项目摘要 我们的实验室有一个长期的兴趣，了解催化和调节机制， 质子泵液泡ATP酶（V-ATPase，V1 Vo-ATPase）是一种动态的多亚基膜整合酶 在所有真核细胞中发现的旋转马达酶。V-ATP酶酸化细胞器内腔， 专业的酸分泌细胞，细胞外空间。酶的功能是基本细胞 例如内吞作用、骨重塑、蛋白质运输、酸碱平衡、精子成熟， 和神经递质的释放虽然V-ATP酶功能的完全丧失是胚胎致死的，但V-ATP酶功能的部分丧失或完全丧失是胚胎致死的。 活动过度与许多人类疾病如骨硬化症、糖尿病、男性不育症 神经退化和癌症。此外，一些病毒，如流感，依赖于酸性环境 由V-ATP酶产生的病毒。在分子水平上对抗这些疾病将需要一个详细的 了解真核生物V-ATP酶的结构、催化机制和调控。在细胞中，V- ATP酶活性由称为“可逆分解”的独特机制调节，其中ATP酶活性的变化是可逆的。 复合物可逆地解离成V1-ATP酶和Vo质子通道，两个亚复合物成为 自我抑制的尽管其在V-ATP酶生理学中的重要作用，但可逆性ATP酶的分子机制仍有待进一步研究。 对拆卸的理解很少。这种知识上的差距很大程度上是由于缺乏高分辨率 结构信息和体外模型系统，以在规定的条件下研究该过程， 我们正在努力解决。哺乳动物V-ATP酶的一个有趣且具有技术挑战性的特征是 它的大多数亚基都以多种亚型表达。然而，这样的同种型显示出差异， 组织富集，它们可以为靶向治疗提供机会。事实上，许多疾病 与含有V-ATP酶的特定同种型的功能障碍或上调有关。然而， 同种型组合决定组织定位，以及这些同种型特异性复合物是否具有独特的 生物化学或调节性质，目前尚不清楚。我们已经开始开发一个系统， 型和突变形式的人V-ATP酶的亚型特异性的方式，为生化和结构 分析。此外，我们正在开发针对特定亚单位同种型的单域抗体（纳米抗体） 作为研究工具，并探索疾病中V-ATP酶活性的亚型特异性调节。我们 研究计划采用结构生物学，细胞生物学，生物化学和生物物理学的工具，以解决 V-ATP酶催化和调节机制的广泛问题。对于V的一些基本方面- ATP酶的结构和调节，我们研究了来自酵母的酶，酵母是ATP酶的一个有据可查的模型系统。 人V-ATP酶。我们使用人体组织培养来解决酵母菌无法解决的问题，例如 含有酶的特定同工型的结构和生化性质。我们的长期目标 研究的目的是找到以同种型特异性方式调节致病V-ATP酶活性的方法。

项目成果

Tender love and disassembly: How a TLDc domain protein breaks the V-ATPase.

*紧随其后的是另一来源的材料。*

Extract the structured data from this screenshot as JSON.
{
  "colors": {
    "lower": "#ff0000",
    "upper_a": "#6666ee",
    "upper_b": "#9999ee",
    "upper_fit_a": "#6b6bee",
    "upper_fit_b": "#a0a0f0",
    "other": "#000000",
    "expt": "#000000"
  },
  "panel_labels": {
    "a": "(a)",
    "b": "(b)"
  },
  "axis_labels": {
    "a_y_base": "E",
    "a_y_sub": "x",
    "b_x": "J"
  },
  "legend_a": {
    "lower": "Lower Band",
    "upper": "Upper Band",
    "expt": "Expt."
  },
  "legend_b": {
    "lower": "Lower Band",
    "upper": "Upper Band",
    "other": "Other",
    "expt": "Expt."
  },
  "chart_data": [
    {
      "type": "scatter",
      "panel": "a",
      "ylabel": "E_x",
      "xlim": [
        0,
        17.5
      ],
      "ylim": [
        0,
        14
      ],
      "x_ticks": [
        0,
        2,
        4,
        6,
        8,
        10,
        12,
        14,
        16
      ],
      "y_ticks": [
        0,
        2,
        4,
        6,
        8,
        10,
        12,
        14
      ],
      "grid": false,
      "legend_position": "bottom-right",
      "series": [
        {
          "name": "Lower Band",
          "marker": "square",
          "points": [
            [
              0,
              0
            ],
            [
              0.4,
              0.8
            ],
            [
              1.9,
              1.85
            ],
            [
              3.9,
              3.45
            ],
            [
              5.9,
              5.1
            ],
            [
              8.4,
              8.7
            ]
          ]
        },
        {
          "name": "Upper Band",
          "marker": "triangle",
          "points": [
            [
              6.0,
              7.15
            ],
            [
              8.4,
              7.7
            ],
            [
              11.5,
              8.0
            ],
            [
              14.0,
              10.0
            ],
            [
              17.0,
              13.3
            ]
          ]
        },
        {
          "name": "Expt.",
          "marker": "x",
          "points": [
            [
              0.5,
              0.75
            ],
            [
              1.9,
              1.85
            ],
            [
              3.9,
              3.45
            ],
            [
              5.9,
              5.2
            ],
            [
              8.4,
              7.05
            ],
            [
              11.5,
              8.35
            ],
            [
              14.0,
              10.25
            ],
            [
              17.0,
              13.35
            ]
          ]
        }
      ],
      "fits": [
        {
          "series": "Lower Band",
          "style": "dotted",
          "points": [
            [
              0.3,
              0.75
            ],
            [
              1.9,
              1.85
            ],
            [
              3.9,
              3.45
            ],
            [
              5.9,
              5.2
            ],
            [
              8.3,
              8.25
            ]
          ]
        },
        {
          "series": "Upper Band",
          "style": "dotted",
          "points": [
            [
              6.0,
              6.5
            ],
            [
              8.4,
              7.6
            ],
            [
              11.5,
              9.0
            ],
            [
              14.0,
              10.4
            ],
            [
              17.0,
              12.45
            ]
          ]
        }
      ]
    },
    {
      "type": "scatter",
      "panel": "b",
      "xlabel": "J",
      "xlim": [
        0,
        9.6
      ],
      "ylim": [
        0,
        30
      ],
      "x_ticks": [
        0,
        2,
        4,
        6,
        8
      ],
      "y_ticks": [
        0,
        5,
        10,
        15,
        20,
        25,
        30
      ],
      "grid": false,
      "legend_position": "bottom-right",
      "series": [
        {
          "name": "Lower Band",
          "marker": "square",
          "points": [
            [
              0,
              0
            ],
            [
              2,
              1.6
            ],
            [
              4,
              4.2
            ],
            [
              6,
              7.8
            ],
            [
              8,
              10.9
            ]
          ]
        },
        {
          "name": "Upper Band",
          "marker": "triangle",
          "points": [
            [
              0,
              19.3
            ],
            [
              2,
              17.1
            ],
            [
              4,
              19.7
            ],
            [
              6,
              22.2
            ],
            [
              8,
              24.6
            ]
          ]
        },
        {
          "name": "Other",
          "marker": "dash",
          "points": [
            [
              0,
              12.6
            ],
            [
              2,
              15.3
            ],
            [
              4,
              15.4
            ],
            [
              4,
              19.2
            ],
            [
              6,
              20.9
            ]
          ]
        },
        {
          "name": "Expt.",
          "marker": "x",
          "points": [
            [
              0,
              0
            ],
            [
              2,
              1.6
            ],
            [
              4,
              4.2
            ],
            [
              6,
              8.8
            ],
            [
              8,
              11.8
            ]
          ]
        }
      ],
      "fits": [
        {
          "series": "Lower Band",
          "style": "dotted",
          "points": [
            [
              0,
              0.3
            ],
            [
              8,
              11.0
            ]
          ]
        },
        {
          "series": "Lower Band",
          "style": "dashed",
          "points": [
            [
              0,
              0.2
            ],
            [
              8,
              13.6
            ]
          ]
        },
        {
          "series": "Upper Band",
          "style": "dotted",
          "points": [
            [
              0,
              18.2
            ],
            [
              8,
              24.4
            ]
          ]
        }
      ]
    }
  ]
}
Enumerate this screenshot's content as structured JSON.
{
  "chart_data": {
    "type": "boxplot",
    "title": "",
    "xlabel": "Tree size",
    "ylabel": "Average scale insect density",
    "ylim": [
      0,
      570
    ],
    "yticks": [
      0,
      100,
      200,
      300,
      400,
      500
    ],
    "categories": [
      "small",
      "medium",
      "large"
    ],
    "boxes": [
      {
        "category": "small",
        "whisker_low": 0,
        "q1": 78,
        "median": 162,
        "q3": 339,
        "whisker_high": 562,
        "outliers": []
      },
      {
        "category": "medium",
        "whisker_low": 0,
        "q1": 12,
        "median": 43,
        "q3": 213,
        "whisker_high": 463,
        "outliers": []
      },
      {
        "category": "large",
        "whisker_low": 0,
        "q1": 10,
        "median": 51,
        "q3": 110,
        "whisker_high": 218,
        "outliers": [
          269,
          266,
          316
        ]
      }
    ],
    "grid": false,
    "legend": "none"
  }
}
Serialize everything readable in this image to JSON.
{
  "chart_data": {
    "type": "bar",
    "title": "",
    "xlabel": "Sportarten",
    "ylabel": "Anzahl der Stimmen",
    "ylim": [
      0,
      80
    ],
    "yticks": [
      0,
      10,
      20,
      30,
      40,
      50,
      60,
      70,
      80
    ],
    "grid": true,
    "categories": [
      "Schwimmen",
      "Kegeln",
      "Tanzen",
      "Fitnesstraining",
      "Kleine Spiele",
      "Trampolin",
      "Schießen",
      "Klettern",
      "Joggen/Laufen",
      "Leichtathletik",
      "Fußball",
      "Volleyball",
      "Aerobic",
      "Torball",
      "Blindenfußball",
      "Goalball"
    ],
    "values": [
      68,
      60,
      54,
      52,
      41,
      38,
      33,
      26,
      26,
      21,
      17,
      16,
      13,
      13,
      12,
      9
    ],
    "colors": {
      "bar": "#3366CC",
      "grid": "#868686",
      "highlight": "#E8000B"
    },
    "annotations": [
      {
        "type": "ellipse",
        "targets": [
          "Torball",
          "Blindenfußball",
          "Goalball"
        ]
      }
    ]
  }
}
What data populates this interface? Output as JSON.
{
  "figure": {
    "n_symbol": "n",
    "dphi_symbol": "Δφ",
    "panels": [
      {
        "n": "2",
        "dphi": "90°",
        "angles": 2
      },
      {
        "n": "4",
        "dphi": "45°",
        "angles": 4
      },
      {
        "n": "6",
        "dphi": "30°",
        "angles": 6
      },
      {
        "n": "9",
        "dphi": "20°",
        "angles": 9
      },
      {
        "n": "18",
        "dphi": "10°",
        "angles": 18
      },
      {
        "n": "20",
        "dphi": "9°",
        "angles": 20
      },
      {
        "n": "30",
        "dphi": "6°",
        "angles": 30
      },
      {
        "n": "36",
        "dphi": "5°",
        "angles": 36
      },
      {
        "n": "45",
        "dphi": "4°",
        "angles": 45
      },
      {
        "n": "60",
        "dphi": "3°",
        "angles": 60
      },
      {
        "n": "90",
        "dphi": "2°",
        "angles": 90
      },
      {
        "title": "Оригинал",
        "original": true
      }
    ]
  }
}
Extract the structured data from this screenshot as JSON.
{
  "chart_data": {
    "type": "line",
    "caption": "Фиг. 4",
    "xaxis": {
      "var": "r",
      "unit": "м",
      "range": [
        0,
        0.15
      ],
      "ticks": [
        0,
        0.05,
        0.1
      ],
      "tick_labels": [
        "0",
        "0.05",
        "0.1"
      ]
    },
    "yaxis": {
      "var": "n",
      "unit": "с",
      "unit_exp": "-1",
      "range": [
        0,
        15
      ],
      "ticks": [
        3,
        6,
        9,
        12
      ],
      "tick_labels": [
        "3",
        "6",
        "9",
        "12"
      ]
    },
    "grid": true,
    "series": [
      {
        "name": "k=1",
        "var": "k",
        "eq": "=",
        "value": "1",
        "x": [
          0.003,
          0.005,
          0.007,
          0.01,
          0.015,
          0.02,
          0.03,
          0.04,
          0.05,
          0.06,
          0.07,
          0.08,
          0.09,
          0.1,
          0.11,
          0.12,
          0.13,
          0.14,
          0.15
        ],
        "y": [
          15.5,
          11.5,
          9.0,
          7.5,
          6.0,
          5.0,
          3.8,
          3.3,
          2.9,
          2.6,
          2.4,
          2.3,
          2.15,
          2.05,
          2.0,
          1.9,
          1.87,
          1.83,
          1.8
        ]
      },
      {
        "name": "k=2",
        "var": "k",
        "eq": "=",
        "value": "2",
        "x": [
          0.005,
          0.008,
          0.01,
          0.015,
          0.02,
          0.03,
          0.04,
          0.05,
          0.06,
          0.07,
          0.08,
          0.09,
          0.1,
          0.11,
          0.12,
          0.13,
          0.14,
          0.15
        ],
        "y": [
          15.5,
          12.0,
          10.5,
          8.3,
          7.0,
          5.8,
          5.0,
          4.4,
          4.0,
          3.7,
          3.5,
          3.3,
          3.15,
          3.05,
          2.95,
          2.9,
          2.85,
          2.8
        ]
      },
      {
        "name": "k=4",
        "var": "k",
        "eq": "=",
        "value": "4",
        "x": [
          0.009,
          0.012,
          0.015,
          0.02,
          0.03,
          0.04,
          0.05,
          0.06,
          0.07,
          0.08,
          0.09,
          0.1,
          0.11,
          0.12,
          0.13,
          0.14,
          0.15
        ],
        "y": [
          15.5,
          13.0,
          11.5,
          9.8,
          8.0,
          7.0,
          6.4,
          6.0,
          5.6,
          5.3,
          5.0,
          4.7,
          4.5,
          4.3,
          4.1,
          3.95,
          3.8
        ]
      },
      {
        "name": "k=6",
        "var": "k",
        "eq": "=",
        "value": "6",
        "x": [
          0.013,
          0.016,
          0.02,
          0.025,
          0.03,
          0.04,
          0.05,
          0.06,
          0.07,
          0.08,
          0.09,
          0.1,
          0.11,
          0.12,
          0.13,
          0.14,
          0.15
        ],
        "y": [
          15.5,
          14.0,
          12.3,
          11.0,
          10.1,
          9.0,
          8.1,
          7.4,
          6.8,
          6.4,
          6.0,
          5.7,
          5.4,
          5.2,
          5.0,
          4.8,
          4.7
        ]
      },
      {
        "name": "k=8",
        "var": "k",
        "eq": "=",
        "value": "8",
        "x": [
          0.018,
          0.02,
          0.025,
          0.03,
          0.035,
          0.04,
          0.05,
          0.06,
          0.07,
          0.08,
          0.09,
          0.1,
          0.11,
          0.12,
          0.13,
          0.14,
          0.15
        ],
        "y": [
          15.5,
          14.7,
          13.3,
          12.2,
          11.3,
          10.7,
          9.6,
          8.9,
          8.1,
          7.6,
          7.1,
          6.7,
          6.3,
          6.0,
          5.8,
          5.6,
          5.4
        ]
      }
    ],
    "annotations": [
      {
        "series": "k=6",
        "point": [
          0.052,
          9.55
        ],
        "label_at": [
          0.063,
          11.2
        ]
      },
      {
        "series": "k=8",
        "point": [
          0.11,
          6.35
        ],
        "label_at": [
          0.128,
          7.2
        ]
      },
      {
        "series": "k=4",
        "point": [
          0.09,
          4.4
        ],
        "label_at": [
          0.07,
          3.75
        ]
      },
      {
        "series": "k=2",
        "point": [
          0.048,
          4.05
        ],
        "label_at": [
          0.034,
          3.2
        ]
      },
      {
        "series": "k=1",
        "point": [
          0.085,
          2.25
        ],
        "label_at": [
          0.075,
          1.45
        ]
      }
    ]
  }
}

温柔的爱与拆卸：TLDc 结构域蛋白如何破坏 V-ATP 酶。

• DOI: 10.1002/bies.202200251
• 发表时间: 2023
• 期刊: BioEssays : news and reviews in molecular, cellular and developmental biology
• 作者: Wilkens,Stephan;Khan,MdMurad;Knight,Kassidy;Oot,RebeccaA
• 通讯作者: Oot,RebeccaA

Evaluation of Nanopore Sensor Design Using Electrical and Optical Analyses.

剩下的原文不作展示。